Не меньшей, чем к уменьшительным формам, была его любовь и к «варварству междометий». Помимо общепринятого и общепонятного их употребления (и так, надо сказать, в эмоциональной сфере кобенковских стихов уместного), он «вкручивал» междометия и там, где обыденное сознание их никогда бы не поместило («…и — “ах”, говорит нам луковый луг, / а поле ржаное — “ох”…»), зачастую превращал междометия в существительные или в нечто подобное существительным: «оюшки», «нежности — на два оха», «эта цепочка из этих ау», «Вот уже копыта “ау” трубе, / вот уже уздечка “ля-ля” с трубою». Кстати, в звукоподражаниях тоже нет недостатка, это тоже его «родное», любимое. («Я люблю вас, фрау, тюрлюли…», «ария фонтана — тюрлюлю…», «Более того, на каждой станции / ваши “трень” и “брень”, как и “трень-брень”, / лакируют мглой моцартианскою / мглы и мглы российских деревень…» и т.д., и т.д.)

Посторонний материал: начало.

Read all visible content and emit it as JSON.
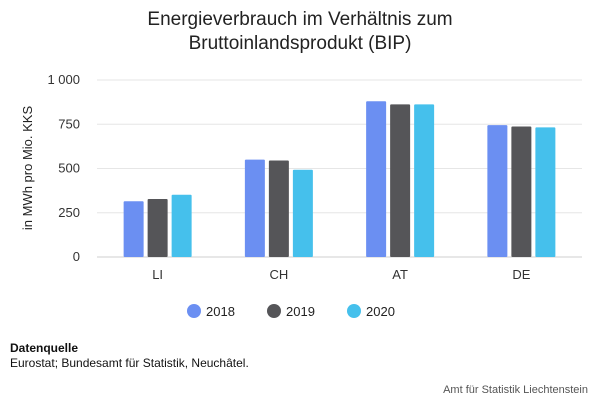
{
  "chart_data": {
    "type": "bar",
    "title": "Energieverbrauch im Verhältnis zum\nBruttoinlandsprodukt (BIP)",
    "ylabel": "in MWh pro Mio. KKS",
    "ylim": [
      0,
      1000
    ],
    "yticks": [
      0,
      250,
      500,
      750,
      1000
    ],
    "ytick_labels": [
      "0",
      "250",
      "500",
      "750",
      "1 000"
    ],
    "grid": true,
    "legend_position": "bottom",
    "categories": [
      "LI",
      "CH",
      "AT",
      "DE"
    ],
    "series": [
      {
        "name": "2018",
        "color": "#6b8ff2",
        "values": [
          315,
          550,
          880,
          745
        ]
      },
      {
        "name": "2019",
        "color": "#555558",
        "values": [
          328,
          545,
          862,
          737
        ]
      },
      {
        "name": "2020",
        "color": "#45c0ec",
        "values": [
          352,
          493,
          862,
          732
        ]
      }
    ]
  },
  "source": {
    "heading": "Datenquelle",
    "text": "Eurostat; Bundesamt für Statistik, Neuchâtel."
  },
  "credit": "Amt für Statistik Liechtenstein"
}
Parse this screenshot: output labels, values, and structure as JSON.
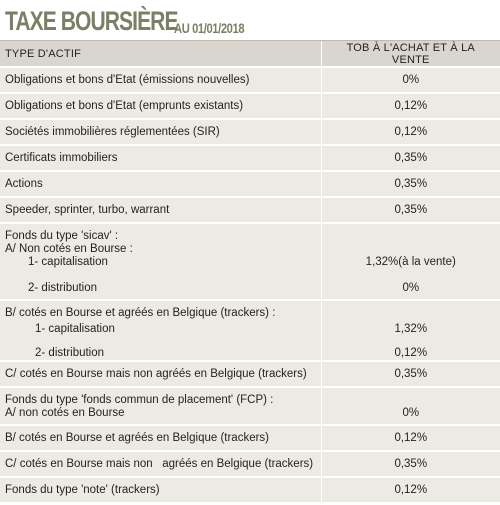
{
  "title": {
    "main": "TAXE BOURSIÈRE",
    "sub": "AU 01/01/2018"
  },
  "table": {
    "headers": [
      "TYPE D'ACTIF",
      "TOB À L'ACHAT ET À LA VENTE"
    ],
    "rows": [
      {
        "label": "Obligations et bons d'Etat (émissions nouvelles)",
        "value": "0%"
      },
      {
        "label": "Obligations et bons d'Etat (emprunts existants)",
        "value": "0,12%"
      },
      {
        "label": "Sociétés immobilières réglementées (SIR)",
        "value": "0,12%"
      },
      {
        "label": "Certificats immobiliers",
        "value": "0,35%"
      },
      {
        "label": "Actions",
        "value": "0,35%"
      },
      {
        "label": "Speeder, sprinter, turbo, warrant",
        "value": "0,35%"
      }
    ],
    "sicav": {
      "title": "Fonds du type 'sicav' :",
      "a_label": "A/ Non cotés en Bourse :",
      "a1_label": "1- capitalisation",
      "a1_value": "1,32%(à la vente)",
      "a2_label": "2- distribution",
      "a2_value": "0%",
      "b_label": "B/ cotés en Bourse et agréés  en Belgique (trackers) :",
      "b1_label": "1-  capitalisation",
      "b1_value": "1,32%",
      "b2_label": "2-  distribution",
      "b2_value": "0,12%",
      "c_label": "C/ cotés en Bourse mais non agréés en Belgique (trackers)",
      "c_value": "0,35%"
    },
    "fcp": {
      "title": "Fonds du type 'fonds commun de placement' (FCP) :",
      "a_label": "A/ non cotés en Bourse",
      "a_value": "0%",
      "b_label": "B/ cotés en Bourse et agréés  en Belgique (trackers)",
      "b_value": "0,12%",
      "c_label": "C/ cotés en Bourse mais non   agréés en Belgique (trackers)",
      "c_value": "0,35%"
    },
    "note": {
      "label": "Fonds du type 'note' (trackers)",
      "value": "0,12%"
    }
  },
  "colors": {
    "title": "#7a8064",
    "header_bg": "#d9d6cf",
    "row_bg": "#ede9e3"
  }
}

Присовокупим к вышеперечисленным особенностям кобенковской речи еще и повышенное внимание к внешним проявлениям чувств («и влажные ладони — / голубками — к бедру и на плечо», «щелкнул языком / и всхлипнул перед тем, как удалиться», «…горю / подставляя щеки, на слово мое притопнув», «грызя свой ноготок, / плыл мальчик Моисей»), а так же — иногда — обращение не к отвлеченному, а к конкретному читателю, словно он, читатель, стоит тут же, перед ним («Вот нам и осень» (Прогулки с Варварой)), и — довольно часто — обращение к «героям» своих стихов, беседа с ними внутри стихов и обращение к собственному же голосу, к собственной «песенке» (хотя это, в общем-то, тоже — «герой») в момент высказывания, внутри «песенки»: «дудочке я говорю, / дудочку перебивая…», «Песенка — народная погудочка, / школьная зазывка на урок… / Это вы — то скрипочка, то дудочка: / дырочка, струна и хоколок. // Зря вы от меня сбежали, дурочка…».
Конечно, ни одна из таких речевых особенностей, взятая отдельно, ничего не значит и «узнаваемости» кобенковским стихам не дает, но вот все вместе они и составляют индивидуальный язык, особую интонацию кобенковской поэзии.
Задумаемся, в чем суть и пафос того языка, чьи «составляющие» мы сейчас пусть беспорядочно, но перечислили.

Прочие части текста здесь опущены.